We define ASD as 

A disorder characterized by impaired social interaction and language skills and restricted/repetitive behavior in the toddler period and later in life. It is congenital disease disrupting a child’s neurological development. It begins as a maternal-to-fetal infection causing aberrant immune activation and is transmitted to a child in the prenatal period, continues throughout the postnatal period causing somatic genetic changes and atypical brain development.

1. ASD is a Congenital Disorder Resulted from Infectious-Inflammatory Event in utero

According to the CDC, “the critical period for developing ASD occurs before, during, and immediately after birth”. Nowadays, there are several theories regarding the etiology of ASD, but most of them are linked to the pregnancy period, indicating that the main processes affecting the autistic phenotype occur prenatally.

In a study, in which all children born in Denmark from 1980 to 2005 were included, it was found that admission to a hospital due to maternal viral infection in the first trimester and maternal bacterial infection in the second trimester was associated with the diagnosis of ASD in the offspring. The diagnosis of ASD in the children studied was determined through nationwide registers.

 

In a similar Swedish study published in 2019, with 1.8 million children participating, it was confirmed that any viral infection during pregnancy significantly increases the risk of ASD in a child. These results support the hypothesis that early prenatal viral infection increases the risk of ASD and it shows the possible role of bacterial infections in the prenatal period as well.

 

These findings were confirmed in a murine study. Pregnant mice were injected with poly-I:C, a substance inducing the immune reaction as it would be during viral infection. Poly-I:C injections significantly increased the rate of autism in the offspring, confirming the role of infection during pregnancy and following maternal immune reaction in the ASD development.

 

As well, several studies show that both behavioral and clinical signs and symptoms of ASD are manifested in the first months of an infant’s life, thus rejecting the common opinion that ASD is a disorder developed by age 3.

 

Moreover, some of the brain alterations commonly observed in ASD children can only be initiated during prenatal brain development. For instance, ASD children have a decreased number of Purkinje cells (PCs) with the absence of empty baskets. PCs are only developed in the prenatal period, meaning that this alteration could take place only before birth.

The figure to the right shows the processes occurring in utero that lead to ASD.  

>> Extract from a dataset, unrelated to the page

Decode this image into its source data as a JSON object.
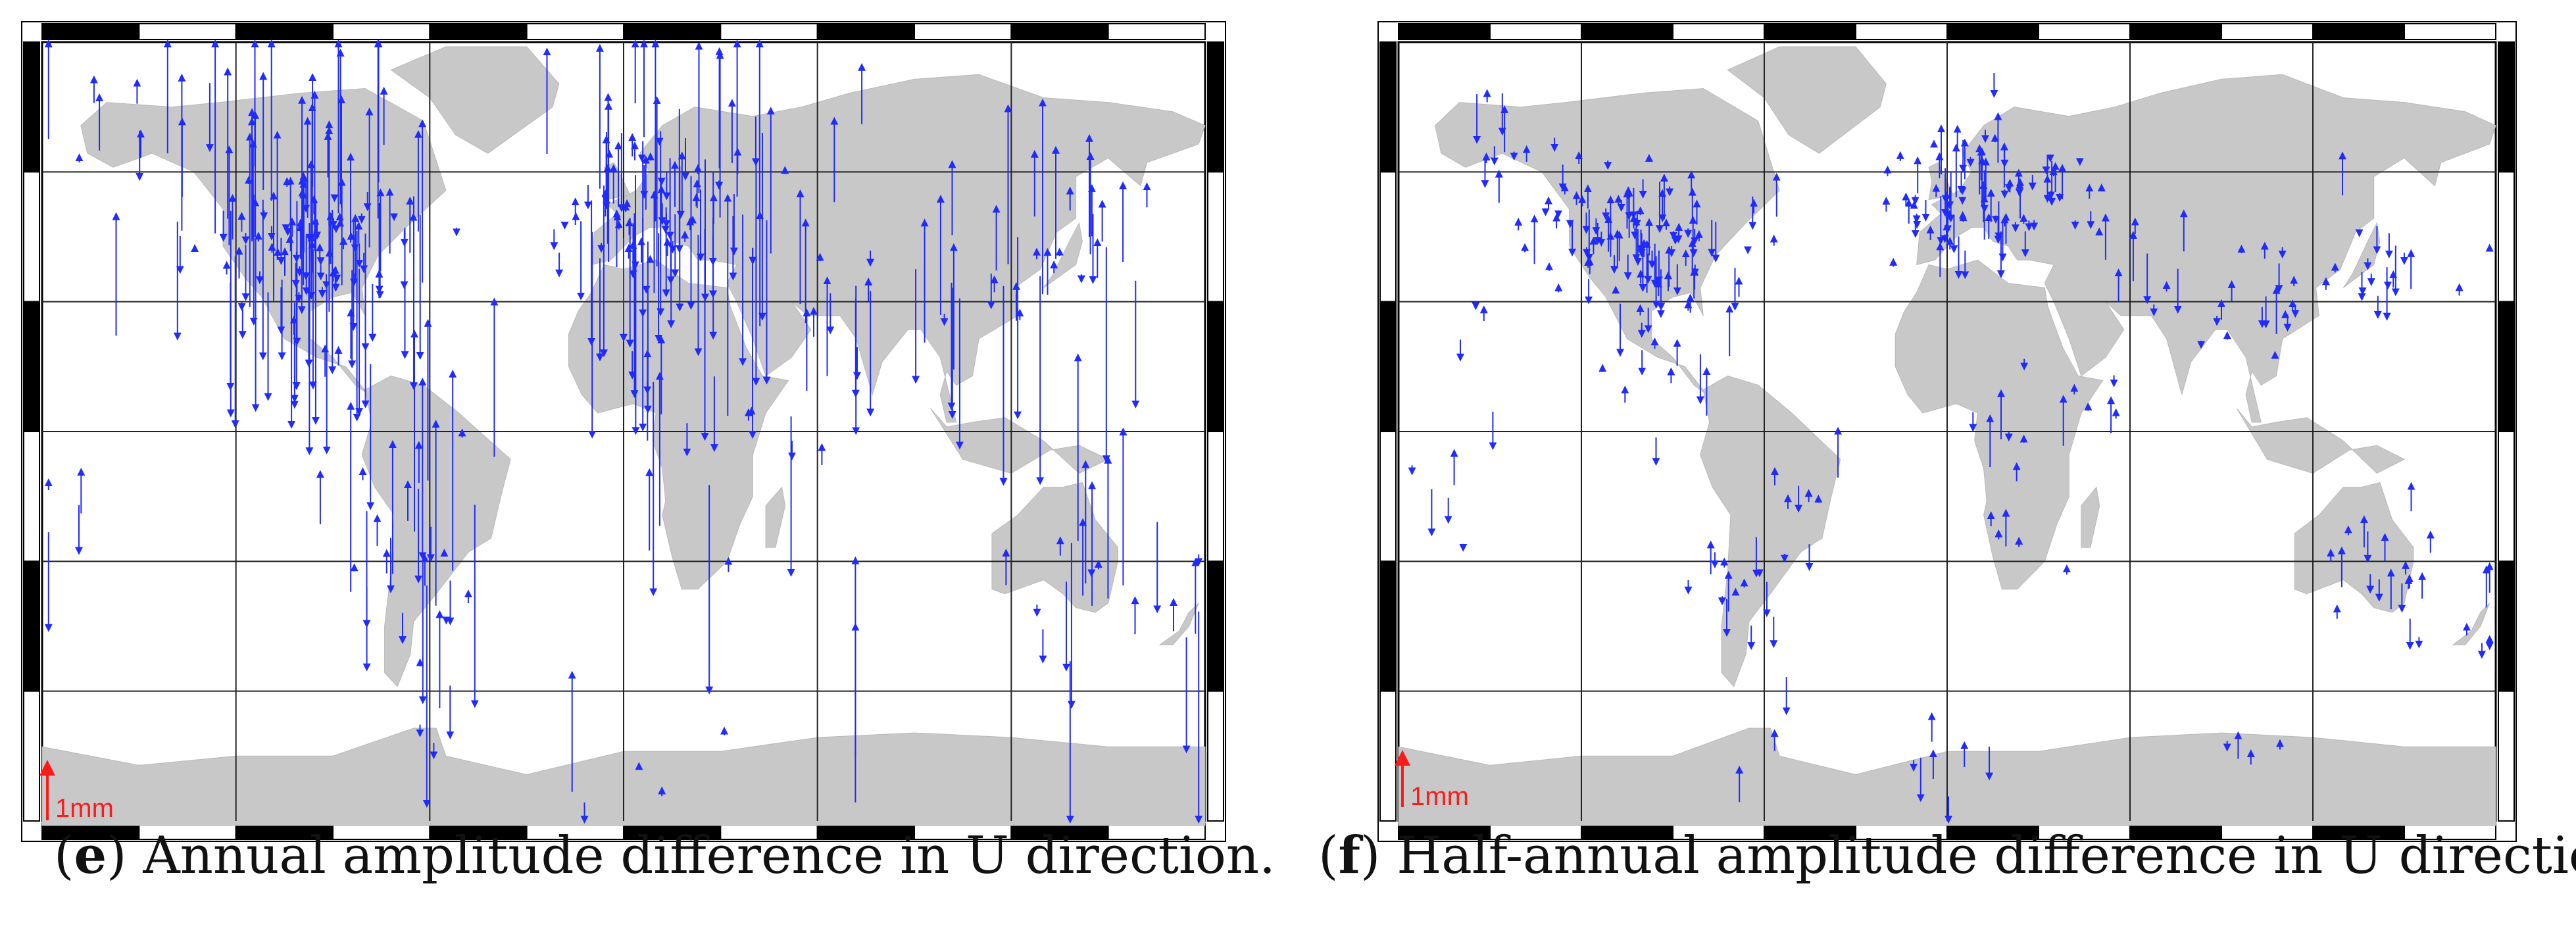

A mother infected with some viral/bacterial infection (or an existing chronic infection is reactivated), results in maternal immune activation, i.e. her immune system starts producing inflammatory cytokines, reactive oxygen species, etc. to fight the infection. This form an inflammatory background that may last from several days to the whole pregnancy.

Infectious agents, cytokines and other inflammatory species cross the placenta and are transmitted to the fetus. In a weak fetus, infection and inflammatory species may cause DNA alterations both directly and via oxidative stress.

Altered genes result in atypical brain formation, that later will result in autistic symptoms in a child.

When the child is born, initially the symptoms are not fully pronounced. Parents may notice that the child is too quiet or vice versa, very irritable, while the main symptoms of autism are not manifested. We suggest that this is a result of the protection by maternal antibodies that usually lasts for the first 12 months after birth.

After this period, when the child begins to rely on own immune system, the infection reactivates, worsening the condition and leading to noticeable regression - a common pattern for the children with autism. 

In some cases, it is not necessarily reactivation of infection that occurs first. It can be surgery, physical or psychological trauma, vaccination - any event that triggers the immune system. 

However, it is important to understand that these factors do not cause autism, but rather trigger the revealing of the congenital condition. Eventually, with or without the trigger, noticeable regression of symptoms would occur. 

The figure to the right shows the processes occurring in a child with ASD.  

Infection, inflammation, immune alterations, DNA damage, and abnormal brain development are key factors to consider in autism. Starting from infection, the chain of interconnected events is triggered leading to the manifestation of the symptoms of autism. 

These factors negatively affect each other constantly, which gives no room for recovery as each factor perpetuates the next.

For instance, Infection causes inflammation, which in turn alters the neurohormones levels. These hormones negatively affect the immune system functioning, which leads to occurrent infection reactivation, and thus the cycle repeats over and over again.

 

Thus, the treatment should focus on disrupting the links of this vicious circle: inhibition of infection, recovery of the immune system, decrease of inflammation, and restoration of the gastrointestinal tract.

Affecting these factors eventually will result in normalization of the genes expression and consequently in normal brain functioning.